Ohio Mandates Tough Cybersecurity Rules for Local Governments to Combat Growing Threats, With Strict Deadlines and Ransom Restrictions
COLUMBUS, Ohio — Ohio Auditor of State Keith Faber has issued a directive requiring all political subdivisions to adopt formal cybersecurity programs by 2026, citing growing threats from ransomware and digital attacks.
In Bulletin 2025-007, released August 27, Faber outlined the requirements under Ohio Revised Code § 9.64, enacted through House Bill 96. The law mandates that counties, cities, townships, and other local government entities implement cybersecurity policies that protect data and infrastructure from malicious activity.
“Local governments, typically defined as ‘political subdivisions,’ have increasingly become targets for cybercriminals,” Faber wrote. “They are vulnerable to cyber-attack schemes because of limited cybersecurity budgets, outdated systems and a range of accessible electronic and digital services.”

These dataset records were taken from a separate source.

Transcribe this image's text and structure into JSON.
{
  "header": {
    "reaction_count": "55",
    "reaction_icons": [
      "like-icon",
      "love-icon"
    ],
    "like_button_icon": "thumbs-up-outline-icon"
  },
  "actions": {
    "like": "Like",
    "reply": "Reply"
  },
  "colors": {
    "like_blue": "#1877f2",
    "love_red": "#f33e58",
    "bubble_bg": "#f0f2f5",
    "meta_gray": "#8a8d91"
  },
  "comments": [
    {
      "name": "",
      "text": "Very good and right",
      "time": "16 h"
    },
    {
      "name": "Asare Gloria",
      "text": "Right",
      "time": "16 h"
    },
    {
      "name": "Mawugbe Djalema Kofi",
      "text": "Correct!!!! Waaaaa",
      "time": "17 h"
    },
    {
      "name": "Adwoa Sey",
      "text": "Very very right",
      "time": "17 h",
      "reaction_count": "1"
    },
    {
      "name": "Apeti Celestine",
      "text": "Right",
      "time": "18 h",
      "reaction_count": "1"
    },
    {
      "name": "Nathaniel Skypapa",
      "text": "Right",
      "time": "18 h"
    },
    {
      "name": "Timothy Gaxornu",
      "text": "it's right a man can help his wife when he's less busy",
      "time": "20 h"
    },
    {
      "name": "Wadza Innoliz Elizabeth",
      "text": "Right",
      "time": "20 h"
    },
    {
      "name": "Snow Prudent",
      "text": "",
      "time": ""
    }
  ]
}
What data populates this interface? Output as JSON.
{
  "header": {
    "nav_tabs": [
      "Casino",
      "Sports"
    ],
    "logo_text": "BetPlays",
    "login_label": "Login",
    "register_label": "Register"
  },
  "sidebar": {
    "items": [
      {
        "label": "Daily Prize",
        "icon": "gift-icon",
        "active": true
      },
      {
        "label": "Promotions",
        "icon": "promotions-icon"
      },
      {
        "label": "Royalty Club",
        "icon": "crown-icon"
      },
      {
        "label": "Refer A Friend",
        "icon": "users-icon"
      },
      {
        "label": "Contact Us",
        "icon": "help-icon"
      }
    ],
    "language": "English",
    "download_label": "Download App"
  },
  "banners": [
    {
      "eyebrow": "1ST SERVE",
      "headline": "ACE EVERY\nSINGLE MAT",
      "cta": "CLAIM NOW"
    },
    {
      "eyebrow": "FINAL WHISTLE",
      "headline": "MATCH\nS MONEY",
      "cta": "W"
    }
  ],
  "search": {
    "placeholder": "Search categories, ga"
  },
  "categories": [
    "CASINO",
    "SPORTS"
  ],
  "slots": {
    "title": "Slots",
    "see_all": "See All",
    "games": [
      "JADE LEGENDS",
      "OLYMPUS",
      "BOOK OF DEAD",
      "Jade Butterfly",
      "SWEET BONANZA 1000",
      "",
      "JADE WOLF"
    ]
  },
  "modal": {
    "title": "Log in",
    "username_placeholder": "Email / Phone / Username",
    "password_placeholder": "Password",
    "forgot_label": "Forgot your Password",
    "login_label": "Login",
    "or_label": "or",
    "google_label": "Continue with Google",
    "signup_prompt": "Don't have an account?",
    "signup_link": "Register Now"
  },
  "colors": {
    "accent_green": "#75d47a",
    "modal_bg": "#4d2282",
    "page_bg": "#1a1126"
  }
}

The bulletin defines a “cybersecurity program” as one that ensures the availability, confidentiality, and integrity of an entity’s information systems. Programs must include threat detection, incident response protocols, infrastructure repair procedures, and annual employee training—satisfied through the Ohio Persistent Cyber Initiative.
Deadlines for compliance are set for January 1, 2026, for counties and cities, and July 1, 2026, for all other entities.
In the event of a cybersecurity or ransomware incident, political subdivisions must notify both the Ohio Homeland Security Executive Director within seven days and the Auditor of State within thirty days. Ransom payments are prohibited unless formally approved by a public vote of the legislative authority, with justification documented in a resolution.
Records related to cybersecurity programs and incidents are exempt from public records laws under the new statute.
Additional guidance and training resources are available on the Auditor of State’s cybersecurity portal.